Basal parameters for binding and cross-linking of 125I-rat prolactin (rPRL) to lactogenic (PRL) binding species present in crude membrane fraction (CMF) or detergent-solubilized preparations of rat liver have been investigated. (1) The highest specific binding to CMF was obtained with an incubation time of 50 h at 20 degrees C and with a 50 mM potassium phosphate buffer adjusted to pH 8.5. (2) Cross-linking of 125I-rPRL to binding sites in CMF with disuccinimidyl suberate (DSS) showed the autoradiographic appearance of an Mr 40,000 binding species. (3) No specific binding or cross-linking of rPRL was seen in Triton X-100-solubilized CMF. This is probably due to Triton X-100-induced changes in the physical properties of rPRL. (4) Specific binding of 125I-rPRL was detected in CHAPS-solubilized CMF. Following cross-linking the autoradiographic appearance of a binding species with an Mr value of 40,000 was shown. 125I-hGH was cross-linked to three PRL binding species with Mr 82,000, 40,000 and 35,000 in CHAPS-solubilized preparations. (5) In Golgi-enriched low-density membrane preparation 125I-rPRL was cross-linked to Mr 82,000, 40,000 and 35,000 species.

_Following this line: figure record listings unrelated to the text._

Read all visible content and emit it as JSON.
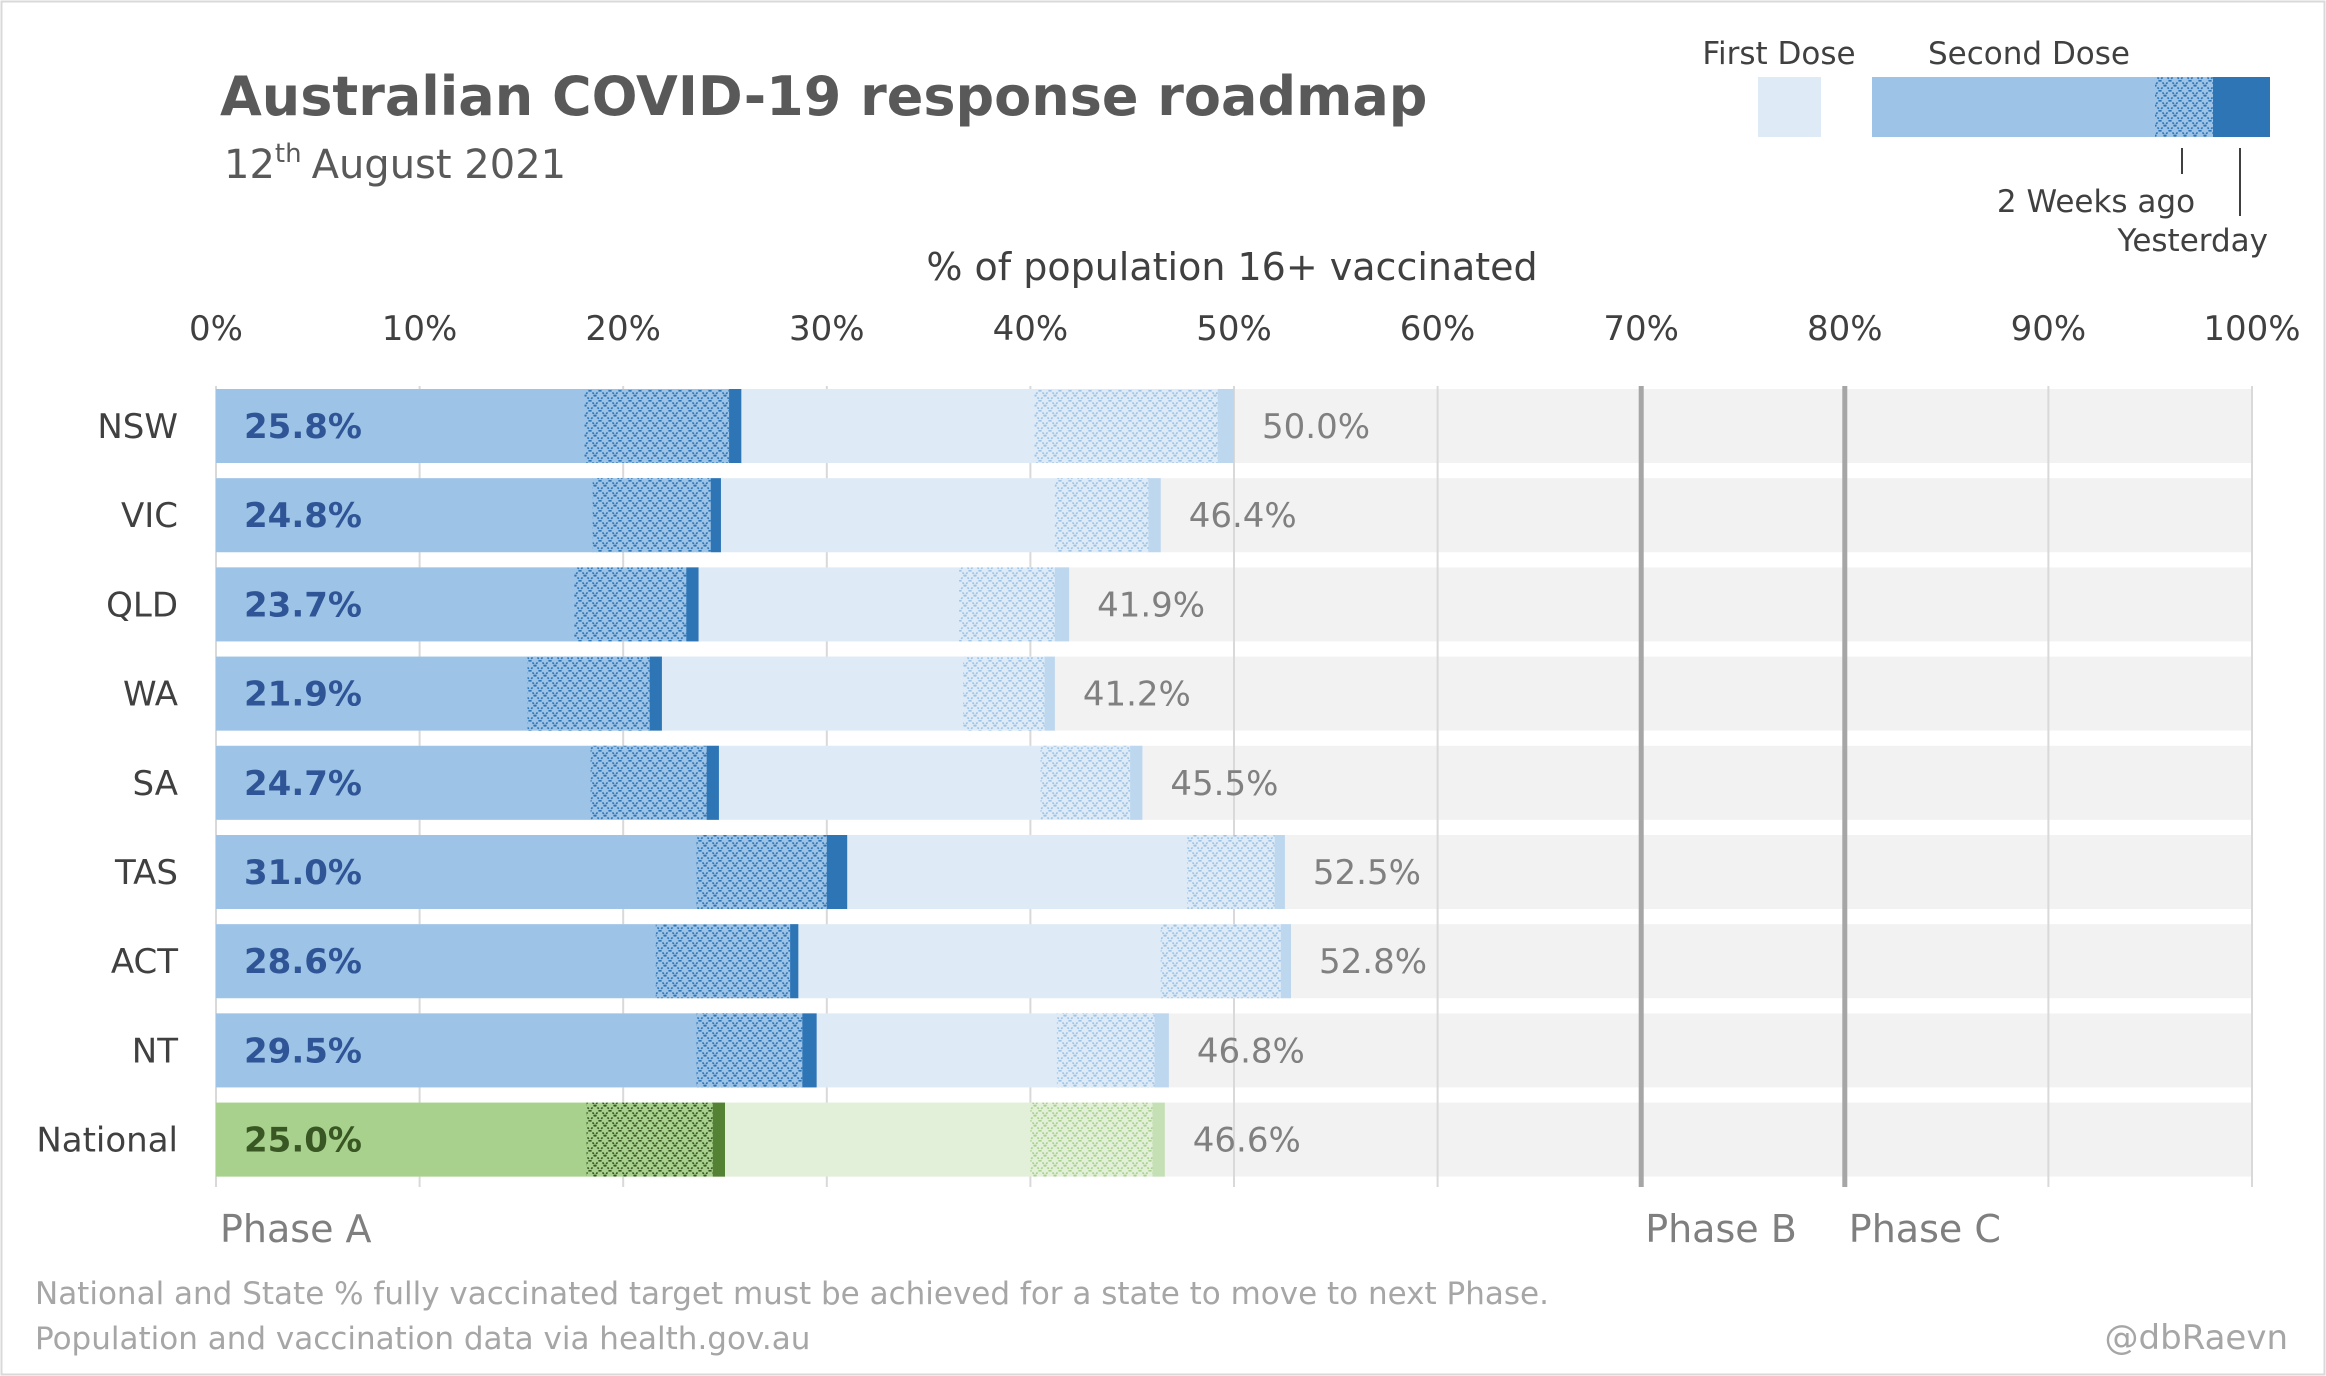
{
  "title": "Australian COVID-19 response roadmap",
  "date": {
    "day": "12",
    "suffix": "th",
    "rest": "August 2021"
  },
  "colors": {
    "state_second": "#9dc3e6",
    "state_second_dark": "#2e75b6",
    "state_first": "#deebf7",
    "state_first_end": "#bdd7ee",
    "national_second": "#a9d18e",
    "national_second_dark": "#548235",
    "national_first": "#e2f0d9",
    "national_first_end": "#c5e0b4",
    "panel": "#f2f2f2",
    "grid": "#d9d9d9",
    "phase_line": "#a6a6a6",
    "second_label": "#2f5597",
    "first_label": "#808080"
  },
  "legend": {
    "first_dose": "First Dose",
    "second_dose": "Second Dose",
    "two_weeks_ago": "2 Weeks ago",
    "yesterday": "Yesterday"
  },
  "chart_data": {
    "type": "bar",
    "orientation": "horizontal",
    "xlabel": "% of population 16+ vaccinated",
    "xlim": [
      0,
      100
    ],
    "x_ticks": [
      "0%",
      "10%",
      "20%",
      "30%",
      "40%",
      "50%",
      "60%",
      "70%",
      "80%",
      "90%",
      "100%"
    ],
    "categories": [
      "NSW",
      "VIC",
      "QLD",
      "WA",
      "SA",
      "TAS",
      "ACT",
      "NT",
      "National"
    ],
    "series": [
      {
        "name": "Second Dose",
        "values": [
          25.8,
          24.8,
          23.7,
          21.9,
          24.7,
          31.0,
          28.6,
          29.5,
          25.0
        ],
        "labels": [
          "25.8%",
          "24.8%",
          "23.7%",
          "21.9%",
          "24.7%",
          "31.0%",
          "28.6%",
          "29.5%",
          "25.0%"
        ]
      },
      {
        "name": "Second Dose (2 Weeks ago)",
        "values": [
          18.1,
          18.5,
          17.6,
          15.3,
          18.4,
          23.6,
          21.6,
          23.6,
          18.2
        ]
      },
      {
        "name": "Second Dose (Yesterday)",
        "values": [
          25.2,
          24.3,
          23.1,
          21.3,
          24.1,
          30.0,
          28.2,
          28.8,
          24.4
        ]
      },
      {
        "name": "First Dose",
        "values": [
          50.0,
          46.4,
          41.9,
          41.2,
          45.5,
          52.5,
          52.8,
          46.8,
          46.6
        ],
        "labels": [
          "50.0%",
          "46.4%",
          "41.9%",
          "41.2%",
          "45.5%",
          "52.5%",
          "52.8%",
          "46.8%",
          "46.6%"
        ]
      },
      {
        "name": "First Dose (2 Weeks ago)",
        "values": [
          40.2,
          41.2,
          36.5,
          36.7,
          40.5,
          47.7,
          46.4,
          41.3,
          40.0
        ]
      },
      {
        "name": "First Dose (Yesterday)",
        "values": [
          49.2,
          45.8,
          41.2,
          40.7,
          44.9,
          52.0,
          52.3,
          46.1,
          46.0
        ]
      }
    ],
    "phase_thresholds": [
      70,
      80
    ],
    "phases": [
      {
        "label": "Phase A",
        "start": 0
      },
      {
        "label": "Phase B",
        "start": 70
      },
      {
        "label": "Phase C",
        "start": 80
      }
    ],
    "grid": true
  },
  "footnote": {
    "line1": "National and State % fully vaccinated target must be achieved for a state to move to next Phase.",
    "line2": "Population and vaccination data via health.gov.au",
    "credit": "@dbRaevn"
  }
}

It is proposed that the inability of rPRL to be cross-linked to Mr 82,000 and 35,000 species present in CHAPS-solubilized preparation is the result of CHAPS-induced changes of rPRL binding properties and low solubilizing capacity of CHAPS. (6) In conclusion, this study shows that also the iodinated endogenous hormone, rat prolactin, and not only hGH identifies high and low molecular forms of the rat liver prolactin receptor.